First-query authors naturally go to publishers' book descriptions to learn how they talk about books, failing to realize that the audience for their query is completely different than the audience for the back jacket text.


kis said...The back-jacket text for some books is quite adaptable to a query letter (although I would avoid words like spellbinding, spectacular, sizzling, heart-rending, or any kind of dumb-ass hyperbole like that). Often, the premise of a book is laid out in three or four succinct sentences on the jacket. Yes, it is meant to leave the reader wondering. But a few more succinct sentences should fill in the blanks for a query letter. The problem is when a writer takes all the wrong aspects of the jacket-copy and comes up with something like this query. The trick is to be able to compress the basic idea/ plot/ premise/ characters of your book into something attention-grabbing.

And personally, when I see words like spellbinding, spectacular, sizzling, or heart-rending on the back cover of a book (unless it's in blurbs from reviewers, who obviously all use the same thesaurus) I put the damn thing down as fast as I can.


ann said...I really think the Alaska telemedicine project sounds a lot more interesting


Anon-in-a-million said...Oh my. That first paragraph is something else. Reminds me of a short story I had to read once, the individual words were fine, but the sentences never made any sense. Very hard story to critique without using the words WTF?

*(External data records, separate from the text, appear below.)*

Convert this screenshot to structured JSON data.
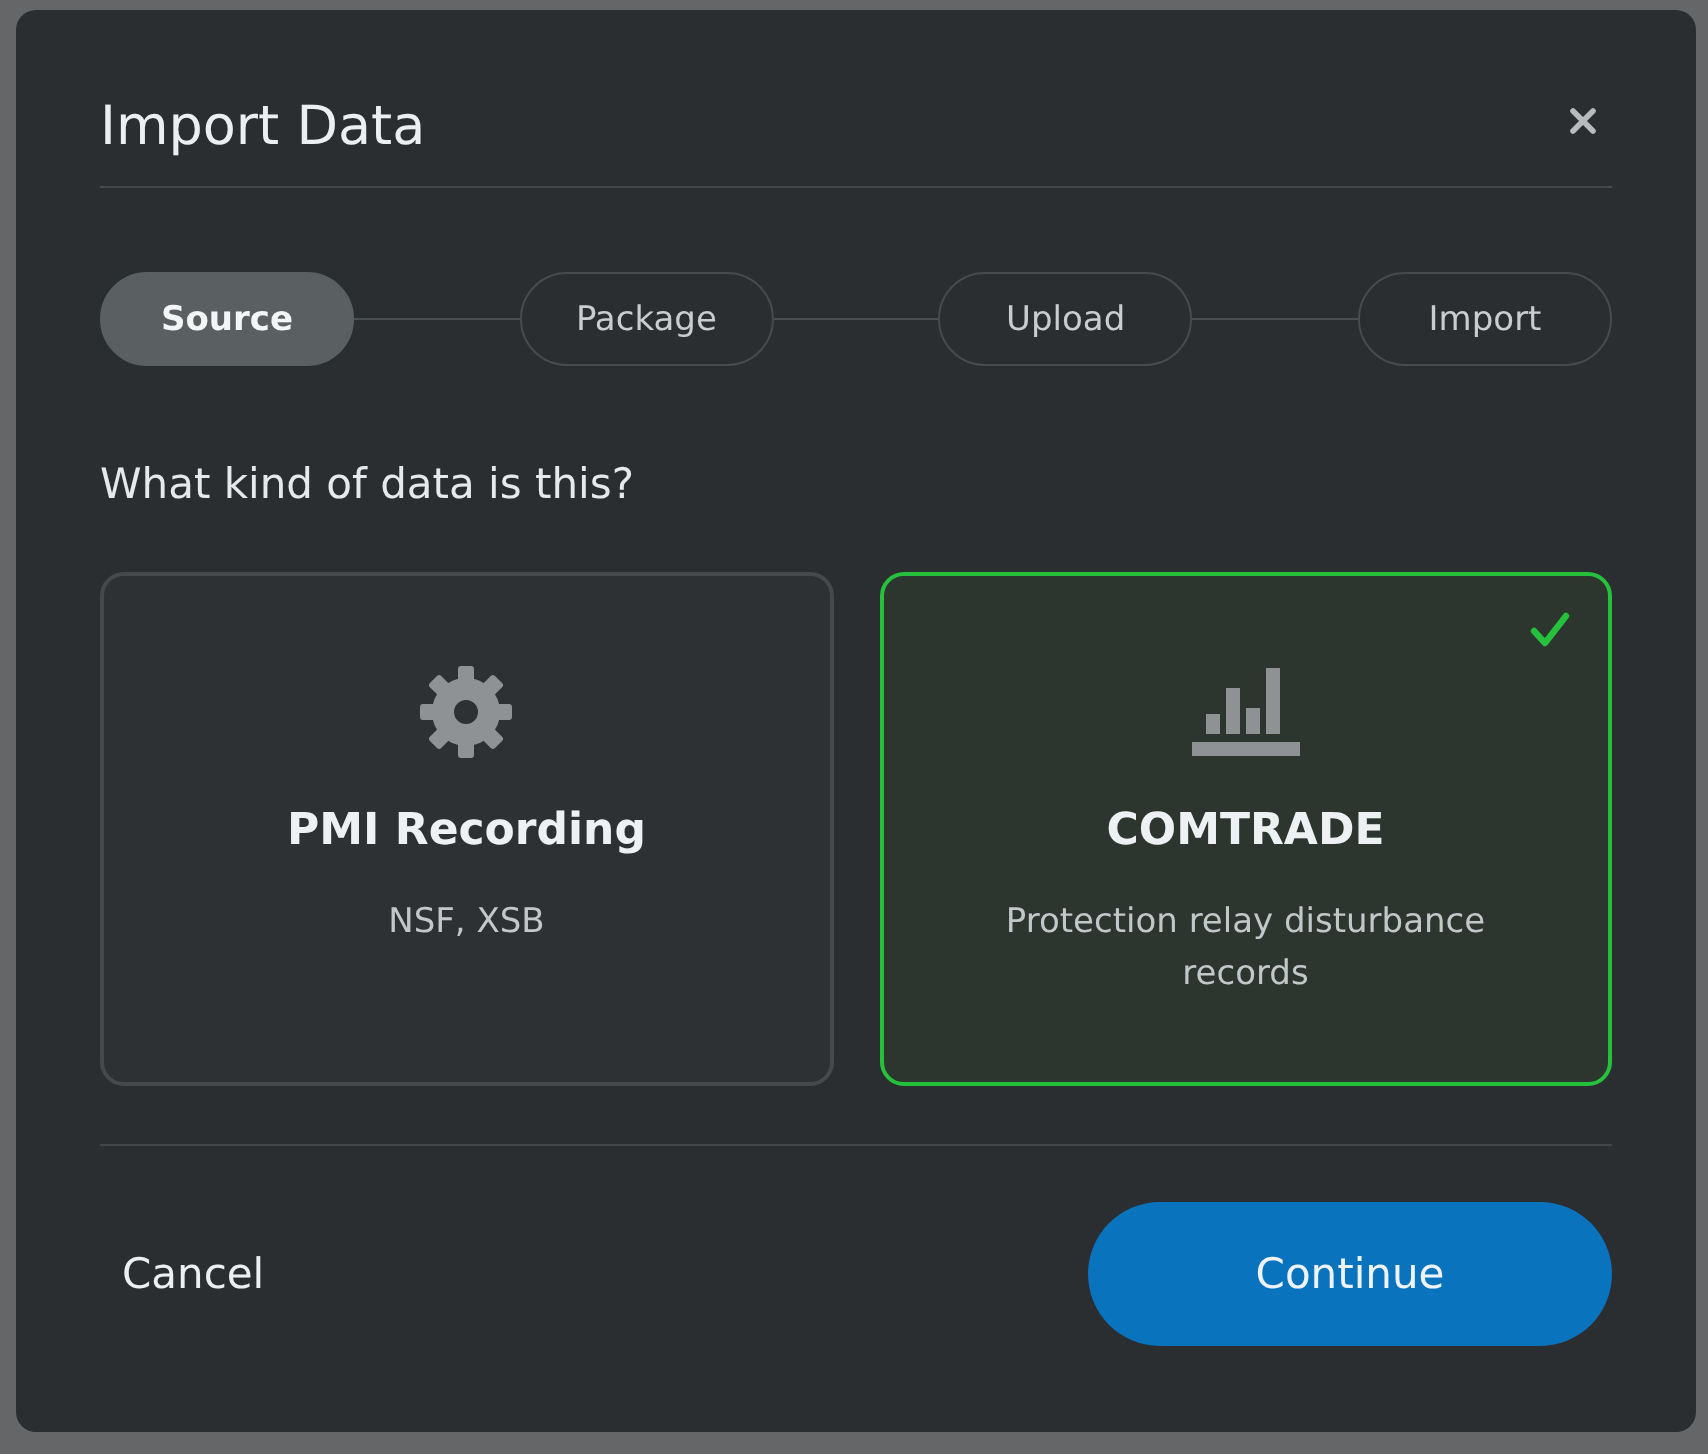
{
  "dialog": {
    "title": "Import Data"
  },
  "steps": [
    {
      "label": "Source",
      "selected": true
    },
    {
      "label": "Package",
      "selected": false
    },
    {
      "label": "Upload",
      "selected": false
    },
    {
      "label": "Import",
      "selected": false
    }
  ],
  "question": "What kind of data is this?",
  "options": [
    {
      "kind": "gear",
      "title": "PMI Recording",
      "description": "NSF, XSB",
      "selected": false
    },
    {
      "kind": "chart",
      "title": "COMTRADE",
      "description": "Protection relay disturbance records",
      "selected": true
    }
  ],
  "buttons": [
    {
      "kind": "text",
      "label": "Cancel"
    },
    {
      "kind": "primary",
      "label": "Continue"
    }
  ]
}
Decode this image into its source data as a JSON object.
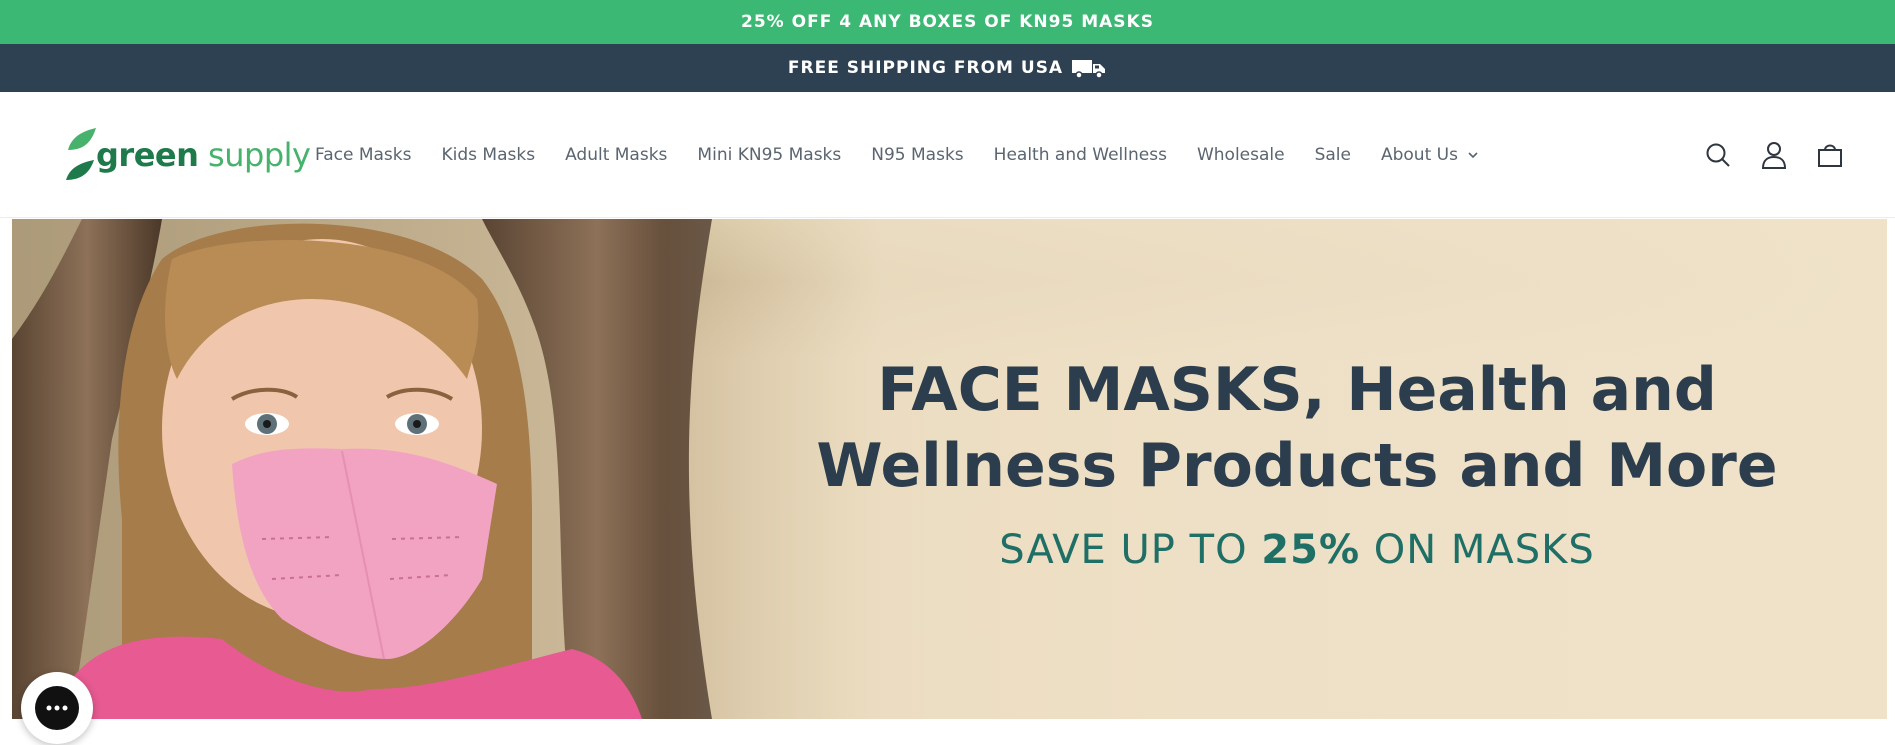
{
  "promo": {
    "text": "25% OFF 4 ANY BOXES OF KN95 MASKS"
  },
  "shipping": {
    "text": "FREE SHIPPING FROM USA",
    "icon": "truck-icon"
  },
  "header": {
    "logo": {
      "part1": "green",
      "part2": " supply"
    },
    "nav": [
      {
        "label": "Face Masks"
      },
      {
        "label": "Kids Masks"
      },
      {
        "label": "Adult Masks"
      },
      {
        "label": "Mini KN95 Masks"
      },
      {
        "label": "N95 Masks"
      },
      {
        "label": "Health and Wellness"
      },
      {
        "label": "Wholesale"
      },
      {
        "label": "Sale"
      },
      {
        "label": "About Us",
        "icon": "chevron-down-icon"
      }
    ],
    "icons": [
      "search-icon",
      "account-icon",
      "cart-icon"
    ]
  },
  "hero": {
    "headline_line1": "FACE MASKS, Health and",
    "headline_line2": "Wellness Products and More",
    "sub_prefix": "SAVE UP TO ",
    "sub_bold": "25%",
    "sub_suffix": " ON MASKS"
  },
  "chat": {
    "icon": "chat-bubble-icon"
  },
  "colors": {
    "promo_bg": "#3bb873",
    "shipping_bg": "#2e4152",
    "headline": "#2c3e4d",
    "subheadline": "#1f6f66",
    "brand_green": "#47b26b"
  }
}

Anonymous said...Sure, there are low-hanging fruit for picking & slinging at me here, and some of them may be rotten, which can only add to the fun.

But I got another partial request today, using this query.

I don't think I have much else to say, though I was hoping for something more useful than ridicule from all this. Guess I went to the wrong place.

But what the heck. Keep havin' fun; it's good for you.

7 comments:

AlaskaRavenclaw said...

S/he had me at "ruthless vigilante sorcerers". Or would have.

150 said...

I think pjd's comment is right, and along with articles about really famous writers, explains why query letters are full of stuff that has no business being there.

Rashad Pharaon said...

I think there's some really constructive feedback from EE and several people. Granted, it's marbled in between jokes, but still--I don't understand why the author got defensive. It states in the submission rules that this is for entertainment purposes (but you nevertheless get good advice).

AlaskaRavenclaw said...

Years ago, when I used to attend writing workshops, I remember participants who'd get defensive about any criticism they received. Often they'd counter by saying an agent had requested pages, or an editor had said the story was brilliant and that she would've taken it if it'd had more dragons, or something.

Years ago. Ask me if any of those writers ever got published.

We all hate to have our brilliance shot down. It's just human nature. But it's not successful writerly nature.

batgirl said...

Googling around with character names and key phrases, all I came up with was this blog and and links to this blog.
So if Shimmering Sky got published, the title, character names and identifying features were changed in editing.

150 said...

Maybe he never realized how useful ridicule can be.

batgirl said...

Probably the author got defensive because s/he secretly believed the letter (and the book) to be above criticism.
Nothing is, as a quick browse through Amazon reviews of bestselling and classic books will show.

The trick for writeres is deciding which criticism to listen to - and usually, in finding your own solutions to the problems spotted.